Çalışan askerler ekranlarına kilitlenmiş halde bilgisayara bağladıkları kablolarla çalışıyorlardı. Klavyede kod yazanlar, metal eşyaları birbirine bağlayanlar, hologram üzerinde tasarım yapanlar... Beyaz metalik duvarlar, tavandan yansıyan sönük mavi ve beyaz ışıklarla hem temiz hem de farklı bir boyut gibi duruyordu burası. Hiç kimse bilgisayarından başını kaldırmamıştı. Geldiğimizi fark ettiler mi ondan da şüpheliydim. "Sistemin verdiği programlanmış komutlar üzerinde çalışacaksın." dediğinde gözlerimi etrafın büyük ve görkemli görüntüsünden zar zor alarak ona baktım. "Ben mi yapacağım bunu?" dediğimde bana usanmış gibi baktı ama anlatmaktan vazgeçmiyordu. "Herkes ne yapıyorsa sen de aynısını yapacaksın. Senden tek istediğim yapılan her şeyi kopyalaman ve açıkları araman. Robotların devre dışı edilebilmesi ya da nasıl kontrol edilecekleri konusunda her detay bizim elimizde kayıtlı olmalı. Savaş olduğunda hepsini lehimize kullanacağız." 

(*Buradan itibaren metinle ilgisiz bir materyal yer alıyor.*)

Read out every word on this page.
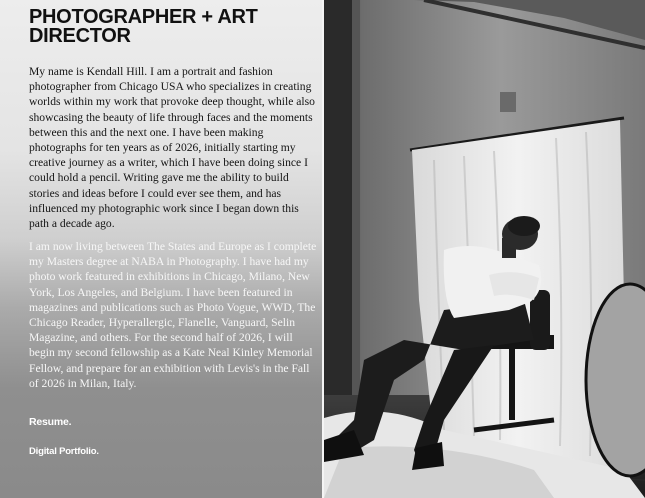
PHOTOGRAPHER + ART DIRECTOR

My name is Kendall Hill. I am a portrait and fashion photographer from Chicago USA who specializes in creating worlds within my work that provoke deep thought, while also showcasing the beauty of life through faces and the moments between this and the next one. I have been making photographs for ten years as of 2026, initially starting my creative journey as a writer, which I have been doing since I could hold a pencil. Writing gave me the ability to build stories and ideas before I could ever see them, and has influenced my photographic work since I began down this path a decade ago.

I am now living between The States and Europe as I complete my Masters degree at NABA in Photography. I have had my photo work featured in exhibitions in Chicago, Milano, New York, Los Angeles, and Belgium. I have been featured in magazines and publications such as Photo Vogue, WWD, The Chicago Reader, Hyperallergic, Flanelle, Vanguard, Selin Magazine, and others. For the second half of 2026, I will begin my second fellowship as a Kate Neal Kinley Memorial Fellow, and prepare for an exhibition with Levis's in the Fall of 2026 in Milan, Italy.

Resume.
Digital Portfolio.
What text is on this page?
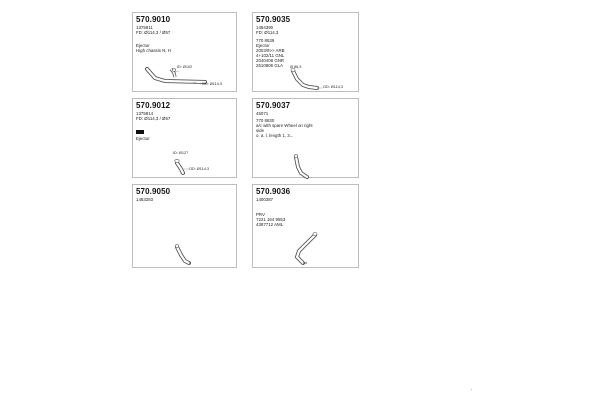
570.9010
1375811
FD: Ø114,3 / Ø57
Ejector
High chassis N, H
ID: Ø102
OD: Ø114,3
570.9035
1484390
FD: Ø114,3
770 8539
Ejector
2003/9>> ARB
4+102/11 GNL
2040408 GNR
2510806 GLA Ø 86,3
OD: Ø114,3
570.9012
1375814
FD: Ø114,3 / Ø57
Ejector
ID: Ø127
OD: Ø114,3
570.9037
46071
770 8830
a/c with spare Wheel on right
side
o. a. l. length 1, 3...
570.9050
1483283
570.9036
1400387
PRV
7221 164 9553
4387712 AML
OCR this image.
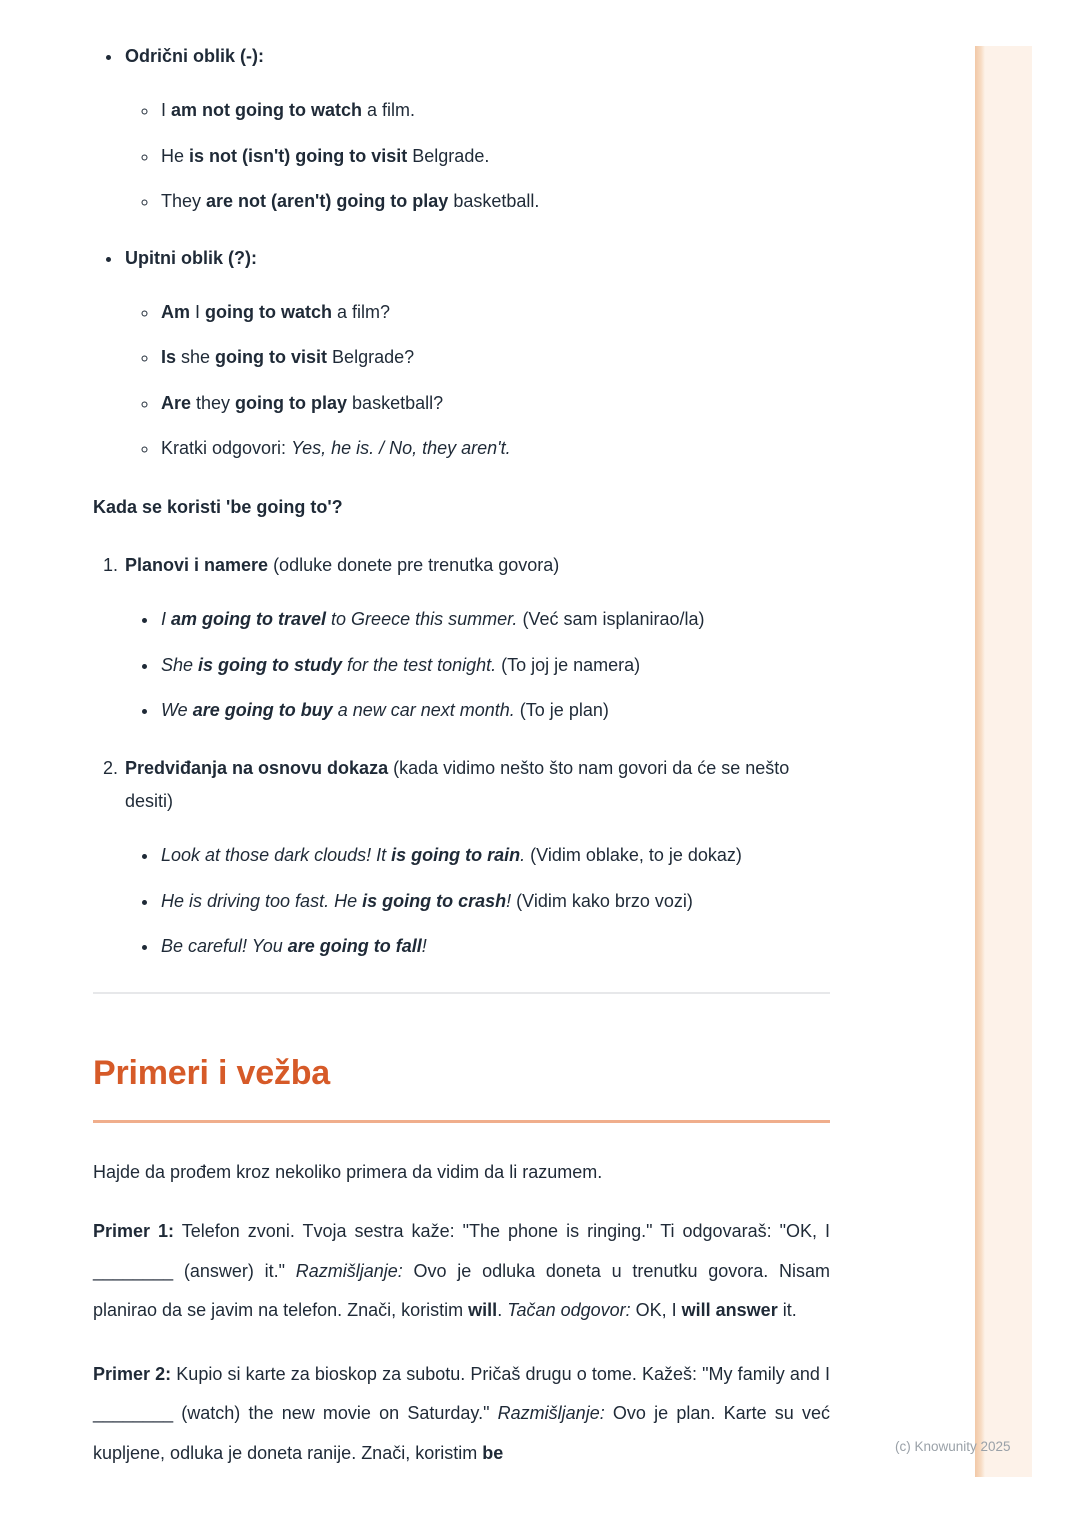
• Odrični oblik (-):
◦ I am not going to watch a film.
◦ He is not (isn't) going to visit Belgrade.
◦ They are not (aren't) going to play basketball.
• Upitni oblik (?):
◦ Am I going to watch a film?
◦ Is she going to visit Belgrade?
◦ Are they going to play basketball?
◦ Kratki odgovori: Yes, he is. / No, they aren't.

Kada se koristi 'be going to'?

1. Planovi i namere (odluke donete pre trenutka govora)
• I am going to travel to Greece this summer. (Već sam isplanirao/la)
• She is going to study for the test tonight. (To joj je namera)
• We are going to buy a new car next month. (To je plan)
2. Predviđanja na osnovu dokaza (kada vidimo nešto što nam govori da će se nešto desiti)
• Look at those dark clouds! It is going to rain. (Vidim oblake, to je dokaz)
• He is driving too fast. He is going to crash! (Vidim kako brzo vozi)
• Be careful! You are going to fall!
Primeri i vežba

Hajde da prođem kroz nekoliko primera da vidim da li razumem.

Primer 1: Telefon zvoni. Tvoja sestra kaže: "The phone is ringing." Ti odgovaraš: "OK, I ________ (answer) it." Razmišljanje: Ovo je odluka doneta u trenutku govora. Nisam planirao da se javim na telefon. Znači, koristim will. Tačan odgovor: OK, I will answer it.

Primer 2: Kupio si karte za bioskop za subotu. Pričaš drugu o tome. Kažeš: "My family and I ________ (watch) the new movie on Saturday." Razmišljanje: Ovo je plan. Karte su već kupljene, odluka je doneta ranije. Znači, koristim be	(c) Knowunity 2025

Nasıl programdan anladığımdan bu kadar emin olabilirdi ki? Bir şey bilmiyormuş gibi yapıyordum yine de anlatmaya devam ediyordu. Asla susmuyordu ve ben sustukça neler yapacağımı anlatıp duruyordu. Bir yandan onu dinliyor bir yandan masaların yanında tasarlanan küçük büyük robotlara bakıyordum. Diğer ülkelere göre bu teknoloji ya yok edilmeliydi ya da güvenli hale gelene kadar geliştirilmeliydi. Başka ülkelerin de bu güç karşısında hırslanıp robot yapımını abartması da sonunda büyük savaşı getirmişti. Bu yüzden nükleer bir silahın patlaması sonucunda çevreye yayılacak radyasyondan korunabilmek için özel üsler inşa edildi. Tıpkı burası gibi. Nükleer patlamalar daha fazla ülkede gerçekleşseydi dünya kendini çok zor toparlardı. İkinci savaşta bunun fazla olma ihtimaline karşı yaşayan tek bir canlı kalmayabilirdi. Çok şiddetli silahlarla çalışılmayacaktı. Bu yüzden bilek gücünde eğitim ve robot üretiminde çalışmalar vardı. Şiddetli silah ya da bomba kullanımını önlemek için herkes savaşı bu şekilde kazanmalıydı. Nüfus azdı ve sayıyı çoğaltmak için robotlara ihtiyaç vardı.

Son 50 yılda her şey o kadar hızlı olmuş ki karanlık bir dünyaya doğmak hiç garipsenmemişti. En azından ben hiçbir şeye şaşırmıyordum. "Hesna? Beni dinliyor musun?" Kwang'ın sorusuyla irkilmiştim çünkü etrafı incelemeye epey dalmıştım. Kendimi bozmadan, "Sana yapamam diyorum." dediğimde bana daha da yaklaşarak konuştu. Bir şey anlatmaya çalışırken burnumun dibine kadar girmesine sinir oluyordum. "Yapabildiğini biliyorum. Çabuk kavrayacağından şüphem yok." dediğinde iki elimle göğsünden iterek kendimden uzaklaştırdım. Niyetim bu olduğu için kendini geri çekmişti yoksa o heykel gibi duran vücudu yerinden zor oynardı. "Bana yaklaşmayı bırakır mısın?" dediğimde onu öldürecek gibi baktığıma emindim. "Neden? Kocan değil miyim?" Ciddi miydi? Ne dedi o bana? Kocan mı? Ondan asla böyle bir soru beklememenin verdiği utançla kızardığımı hissedebiliyordum. Bu tamamen sinirden gelen bir kızarmaydı. Nasıl oluyor da zorlamayla içine düştüğüm bir durum üzerinden dalga geçebiliyordu?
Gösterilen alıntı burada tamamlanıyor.